Cognizant has finally toppled Infosys from its number two spot in the Indian IT industry. What remains to be seen is whether Cognizant has enough firepower to remain in that position for long.

The $100-billion Indian IT sector is seeing a change in the pecking order and continues to see pricing pressures, small wage hikes and reduction in project volumes in an uncertain economic climate.

The first quarter of FY13 was unique in a couple of aspects in the history of Indian IT. For the first time, Infosys was overtaken by Cognizant in revenue terms and Infosys declined to give guidance for the quarter ahead, citing lack of visibility in outsourcing deals.
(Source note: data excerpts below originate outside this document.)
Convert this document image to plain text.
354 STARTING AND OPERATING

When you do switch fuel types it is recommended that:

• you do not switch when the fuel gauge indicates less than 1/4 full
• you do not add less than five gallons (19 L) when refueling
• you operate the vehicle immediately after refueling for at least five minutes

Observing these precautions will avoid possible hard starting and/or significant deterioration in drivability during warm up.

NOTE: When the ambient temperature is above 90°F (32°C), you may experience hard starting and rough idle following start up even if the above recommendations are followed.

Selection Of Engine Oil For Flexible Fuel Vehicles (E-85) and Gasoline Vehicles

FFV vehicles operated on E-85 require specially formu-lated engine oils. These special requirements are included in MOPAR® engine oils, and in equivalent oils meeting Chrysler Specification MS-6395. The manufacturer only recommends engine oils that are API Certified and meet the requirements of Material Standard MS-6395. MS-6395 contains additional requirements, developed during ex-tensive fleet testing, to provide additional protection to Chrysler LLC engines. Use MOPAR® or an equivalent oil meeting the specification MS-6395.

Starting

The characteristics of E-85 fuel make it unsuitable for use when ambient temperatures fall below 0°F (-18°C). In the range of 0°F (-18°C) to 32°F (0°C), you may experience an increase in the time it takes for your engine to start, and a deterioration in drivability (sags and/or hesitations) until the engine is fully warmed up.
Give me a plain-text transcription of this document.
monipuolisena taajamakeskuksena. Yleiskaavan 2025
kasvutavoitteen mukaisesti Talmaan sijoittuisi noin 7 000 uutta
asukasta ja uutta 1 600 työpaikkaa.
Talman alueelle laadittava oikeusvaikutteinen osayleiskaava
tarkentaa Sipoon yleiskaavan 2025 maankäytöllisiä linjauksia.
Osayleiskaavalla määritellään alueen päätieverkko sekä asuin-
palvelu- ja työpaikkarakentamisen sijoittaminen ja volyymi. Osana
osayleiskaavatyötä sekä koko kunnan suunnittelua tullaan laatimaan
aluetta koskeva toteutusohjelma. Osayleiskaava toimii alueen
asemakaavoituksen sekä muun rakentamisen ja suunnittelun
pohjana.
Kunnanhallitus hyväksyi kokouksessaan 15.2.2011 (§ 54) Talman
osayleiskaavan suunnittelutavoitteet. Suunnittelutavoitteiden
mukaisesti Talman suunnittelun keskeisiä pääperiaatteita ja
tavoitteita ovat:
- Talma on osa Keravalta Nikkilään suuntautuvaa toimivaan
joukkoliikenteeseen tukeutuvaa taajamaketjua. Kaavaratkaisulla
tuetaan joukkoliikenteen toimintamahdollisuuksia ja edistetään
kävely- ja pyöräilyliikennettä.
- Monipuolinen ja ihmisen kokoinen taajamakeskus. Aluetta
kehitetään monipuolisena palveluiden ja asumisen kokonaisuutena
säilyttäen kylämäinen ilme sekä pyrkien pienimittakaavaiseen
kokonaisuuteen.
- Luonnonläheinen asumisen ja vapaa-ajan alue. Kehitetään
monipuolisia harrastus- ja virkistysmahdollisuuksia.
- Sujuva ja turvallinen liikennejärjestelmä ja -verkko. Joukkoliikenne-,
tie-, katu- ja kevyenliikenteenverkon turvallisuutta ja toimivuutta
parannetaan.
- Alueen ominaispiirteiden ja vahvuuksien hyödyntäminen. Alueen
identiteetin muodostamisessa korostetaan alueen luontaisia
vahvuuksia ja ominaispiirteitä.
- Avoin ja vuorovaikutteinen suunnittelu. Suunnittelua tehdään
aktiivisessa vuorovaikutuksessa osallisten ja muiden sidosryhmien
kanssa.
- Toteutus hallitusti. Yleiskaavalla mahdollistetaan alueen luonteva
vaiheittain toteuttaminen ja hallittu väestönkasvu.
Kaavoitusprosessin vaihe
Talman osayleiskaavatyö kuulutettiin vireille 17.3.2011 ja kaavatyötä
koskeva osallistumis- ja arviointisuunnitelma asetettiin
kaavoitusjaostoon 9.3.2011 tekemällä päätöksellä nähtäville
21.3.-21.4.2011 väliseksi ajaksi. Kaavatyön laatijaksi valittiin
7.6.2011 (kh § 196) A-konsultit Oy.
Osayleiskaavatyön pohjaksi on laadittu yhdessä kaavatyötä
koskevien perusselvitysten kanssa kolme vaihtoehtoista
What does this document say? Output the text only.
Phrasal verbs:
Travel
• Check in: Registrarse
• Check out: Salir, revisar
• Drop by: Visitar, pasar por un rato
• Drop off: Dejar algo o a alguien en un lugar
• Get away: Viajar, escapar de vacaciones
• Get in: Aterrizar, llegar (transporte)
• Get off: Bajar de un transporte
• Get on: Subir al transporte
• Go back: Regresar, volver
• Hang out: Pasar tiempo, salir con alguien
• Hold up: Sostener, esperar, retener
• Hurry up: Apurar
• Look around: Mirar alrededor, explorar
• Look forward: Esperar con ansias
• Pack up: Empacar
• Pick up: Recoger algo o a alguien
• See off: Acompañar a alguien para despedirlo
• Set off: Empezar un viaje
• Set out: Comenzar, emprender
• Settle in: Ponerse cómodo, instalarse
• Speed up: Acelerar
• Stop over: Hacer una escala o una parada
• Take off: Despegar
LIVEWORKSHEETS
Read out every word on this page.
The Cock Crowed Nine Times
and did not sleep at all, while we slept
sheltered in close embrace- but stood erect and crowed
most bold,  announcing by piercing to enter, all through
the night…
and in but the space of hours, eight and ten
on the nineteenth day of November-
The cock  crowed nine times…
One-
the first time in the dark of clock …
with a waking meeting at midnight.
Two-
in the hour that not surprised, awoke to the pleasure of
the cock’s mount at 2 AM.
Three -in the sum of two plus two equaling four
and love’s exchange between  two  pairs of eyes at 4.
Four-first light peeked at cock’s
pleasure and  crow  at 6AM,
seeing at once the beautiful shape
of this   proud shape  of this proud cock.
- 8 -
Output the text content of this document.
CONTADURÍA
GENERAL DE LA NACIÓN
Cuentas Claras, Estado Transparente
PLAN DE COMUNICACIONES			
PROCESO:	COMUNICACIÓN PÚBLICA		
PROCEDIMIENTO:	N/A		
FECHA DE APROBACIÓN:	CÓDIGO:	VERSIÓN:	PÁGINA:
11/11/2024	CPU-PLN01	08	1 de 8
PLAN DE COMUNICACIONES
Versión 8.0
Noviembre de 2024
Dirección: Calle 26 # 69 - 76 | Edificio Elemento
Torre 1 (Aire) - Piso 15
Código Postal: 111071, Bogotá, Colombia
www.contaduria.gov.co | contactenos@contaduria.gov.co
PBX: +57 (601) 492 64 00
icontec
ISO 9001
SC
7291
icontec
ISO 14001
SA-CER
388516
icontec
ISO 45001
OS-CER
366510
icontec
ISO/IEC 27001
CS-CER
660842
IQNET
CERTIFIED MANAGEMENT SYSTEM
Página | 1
Cognizant, the last IT major to report results, has gone past Infosys, and when the company announced June quarter results, it maintained its guidance for the rest of FY13, thereby re-emphasising its 20 per cent growth for the remaining period.

In an analyst call, CEO Francisco D’Souza said Cognizant closed a number of significant transformational engagements, including ING in the US, and Philips.

A transformational deal is one where a service provider gets incentives for delivering projects with business processes in mind. The company continues to see more such transformational deals in its pipeline.

Looking at the results posted in the quarter ended June, TCS, Cognizant and HCL are ahead of the pack as Infosys and Wipro continue to struggle in the backdrop of economic woes in the US and Europe. TCS posted a 38 per cent increase in revenues at Rs 14,869 crore and a 37 per cent growth in net profit at Rs 3,318 crore.

Bullish about TCS

Analysts are upbeat about the consistency of TCS’ growth in net profits, revenues and volumes in the last few quarters and the top management’s confidence about surpassing Nasscom’s growth estimates for FY13.

“TCS management has indicated that clients are aware of the challenging macro environment but also continues to see good demand from global companies,” says Ankita Somani, IT analyst at Angel Broking.

Others give TCS management credit for driving consistent growth. TCS’ broad-based execution defying concerns relating to the prevailing macro environment is something to be noted, says Ashish Chopra, IT analyst, Motilal Oswal.

Apart from TCS, analysts are bullish on HCL Technologies’ execution strategy and its bagging billion dollar deals with longer time duration. “Large billion dollar deals won in FY12 would help it retain margins as fresh competition from competitors starts to kick in,” says Shashi Bhusan, analyst, Prabhudas Lilladher. The company won eight high-value outsourcing deals in the quarter ended June on the back of $2.5-billion worth of outsourcing deals in its previous quarters. “Add to that guidance of maintaining margins sets the tone for a healthy FY13,” says Chopra.

Infy, Wipro muted

Meanwhile, both Infosys and Wipro have cited lesser visibility for their business in the US and Europe and accordingly have given muted guidance. This, coupled with change in management and strategies in both companies that were put in place last year is yet to see dividends, according to industry watchers. “Wipro is still in the process of realigning its capabilities and positive results from the organisation restructuring exercise are yet to be seen,” says Somani.

Additionally, bagging transformational deals, increasing project volumes and reducing employees on the bench has been going on for the last few quarters. Infosys at present has utilisation of 67.2-71.6 per cent and the company has been struggling to get its utilisation rates up in the last six quarters.

Wipro’s current gross utilisation stands at 68.3 per cent and is lower as compared to its peers. TCS currently has employee utilisation in the range of 81-83 per cent. Employees in Infosys have yet to receive hikes while TCS, HCL and Wipro have given single-digit hikes.